Depardieu, la leyenda
Cuenta la leyenda que un domingo Gérard Depardieu quería comer langosta, por lo que bajó a la pescadería de su barrio parisino y, como no la había, compró la pescadería.
De lo que se desprende que Depardieu es un emprendedor.
Cuenta otra leyenda que un día Depardieu volvía de Dublín (o iba, sobre ese punto las leyendas divergen) en un avión de línea. El avión estaba a punto de decolar y Gégé (así lo llamamos sus seguidores) quiso ir al baño. Como la azafata lo conminó a volver a sentarse, Depardieu extrajo el petit Obelix y meó sobre la moqueta. Sus amigos refutan esta versión y observan que Gégé tuvo la precaución de mear en una botella. Que la botella rebalsase prueba tanto sus ganas de ir al baño como el hecho de que la estrella esa día no llevaba pañales.

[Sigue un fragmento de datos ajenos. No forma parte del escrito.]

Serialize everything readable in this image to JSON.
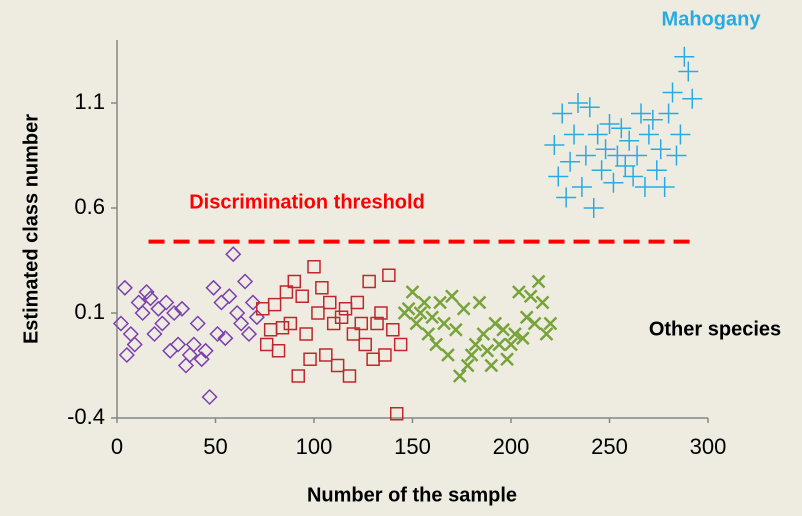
{
  "chart_data": {
    "type": "scatter",
    "xlabel": "Number of the sample",
    "ylabel": "Estimated class number",
    "xlim": [
      0,
      300
    ],
    "ylim": [
      -0.4,
      1.4
    ],
    "xticks": [
      0,
      50,
      100,
      150,
      200,
      250,
      300
    ],
    "yticks": [
      -0.4,
      0.1,
      0.6,
      1.1
    ],
    "series": [
      {
        "marker": "diamond",
        "color": "#7b3fb0",
        "x": [
          2,
          4,
          5,
          7,
          9,
          11,
          13,
          15,
          17,
          19,
          21,
          23,
          25,
          27,
          29,
          31,
          33,
          35,
          37,
          39,
          41,
          43,
          45,
          47,
          49,
          51,
          53,
          55,
          57,
          59,
          61,
          63,
          65,
          67,
          69,
          71
        ],
        "values": [
          0.05,
          0.22,
          -0.1,
          0.0,
          -0.05,
          0.15,
          0.1,
          0.2,
          0.17,
          0.0,
          0.12,
          0.05,
          0.15,
          -0.08,
          0.1,
          -0.05,
          0.12,
          -0.15,
          -0.1,
          -0.05,
          0.05,
          -0.12,
          -0.08,
          -0.3,
          0.22,
          0.0,
          0.15,
          -0.02,
          0.18,
          0.38,
          0.1,
          0.05,
          0.25,
          0.0,
          0.15,
          0.08
        ]
      },
      {
        "marker": "square",
        "color": "#c0262d",
        "x": [
          74,
          76,
          78,
          80,
          82,
          84,
          86,
          88,
          90,
          92,
          94,
          96,
          98,
          100,
          102,
          104,
          106,
          108,
          110,
          112,
          114,
          116,
          118,
          120,
          122,
          124,
          126,
          128,
          130,
          132,
          134,
          136,
          138,
          140,
          142,
          144
        ],
        "values": [
          0.12,
          -0.05,
          0.02,
          0.14,
          -0.08,
          0.03,
          0.2,
          0.05,
          0.25,
          -0.2,
          0.18,
          0.0,
          -0.12,
          0.32,
          0.1,
          0.22,
          -0.1,
          0.15,
          0.05,
          -0.15,
          0.08,
          0.12,
          -0.2,
          0.0,
          0.15,
          0.05,
          -0.05,
          0.25,
          -0.12,
          0.05,
          0.1,
          -0.1,
          0.28,
          0.02,
          -0.38,
          -0.05
        ]
      },
      {
        "marker": "x",
        "color": "#77a33a",
        "x": [
          146,
          148,
          150,
          152,
          154,
          156,
          158,
          160,
          162,
          164,
          166,
          168,
          170,
          172,
          174,
          176,
          178,
          180,
          182,
          184,
          186,
          188,
          190,
          192,
          194,
          196,
          198,
          200,
          202,
          204,
          206,
          208,
          210,
          212,
          214,
          216,
          218,
          220
        ],
        "values": [
          0.1,
          0.12,
          0.2,
          0.05,
          0.1,
          0.15,
          0.0,
          0.08,
          -0.05,
          0.15,
          0.05,
          -0.1,
          0.18,
          0.02,
          -0.2,
          0.12,
          -0.15,
          -0.1,
          -0.05,
          0.15,
          0.0,
          -0.08,
          -0.15,
          0.05,
          -0.05,
          0.02,
          -0.12,
          -0.05,
          0.0,
          0.2,
          -0.02,
          0.08,
          0.18,
          0.05,
          0.25,
          0.15,
          0.0,
          0.05
        ]
      },
      {
        "marker": "plus",
        "color": "#29abe2",
        "x": [
          222,
          224,
          226,
          228,
          230,
          232,
          234,
          236,
          238,
          240,
          242,
          244,
          246,
          248,
          250,
          252,
          254,
          256,
          258,
          260,
          262,
          264,
          266,
          268,
          270,
          272,
          274,
          276,
          278,
          280,
          282,
          284,
          286,
          288,
          290,
          292
        ],
        "values": [
          0.9,
          0.75,
          1.05,
          0.65,
          0.82,
          0.95,
          1.1,
          0.7,
          0.85,
          1.08,
          0.6,
          0.95,
          0.78,
          0.88,
          1.0,
          0.72,
          0.85,
          0.98,
          0.8,
          0.92,
          0.75,
          0.85,
          1.05,
          0.7,
          0.95,
          1.02,
          0.78,
          0.88,
          0.7,
          1.05,
          1.15,
          0.85,
          0.95,
          1.32,
          1.25,
          1.12
        ]
      }
    ],
    "threshold": {
      "label": "Discrimination threshold",
      "value": 0.44,
      "x": [
        16,
        293
      ],
      "color": "#ff0000"
    },
    "annotations": [
      {
        "text": "Mahogany",
        "color": "#29abe2"
      },
      {
        "text": "Other species",
        "color": "#000000"
      }
    ]
  }
}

Cuenta otra leyenda que cuando Depardieu se pasea por París en scooter lo hace en profundo estado de sobriedad y nunca golpea a los conductores con los que interactúa.
Circulan otras leyendas sobre la vida de Depardieu intramuros, sobre su vida familiar, o sea, pero son todas mentiras peludas. Mejores son las leyendas venidas de Oriente, como ésa que dice que Gérard es copain-copain con el dictador checheno y con el dictador uzbeko. Con la hija de éste último, sin ir más lejos, Depardieu pergeñó esta obra capital del arte recitativo (Atención al síndrome de Stendhal).
En fin, la última leyenda, de hoy mismo, dice que si Depardieu vende su casa de París y se ha comprado otra en el pueblo belga de Néchin, que si amenaza con devolver el pasaporte francés y comprar a cambio un carnet de identidad belga (hoy han subido justamente de precio, de 15 a 18 euros, en la vivienda del pobre la casa siempre es enorme), no es por la pela sino por el amor casi físico que Depardieu siente por Sarkozy y la correspondiente repugnancia, física y metafísica, que experimenta por Hollande.
Por mi parte, sigo creyendo que se hace belga por puro afán de protagonismo. Para salir en los chistes.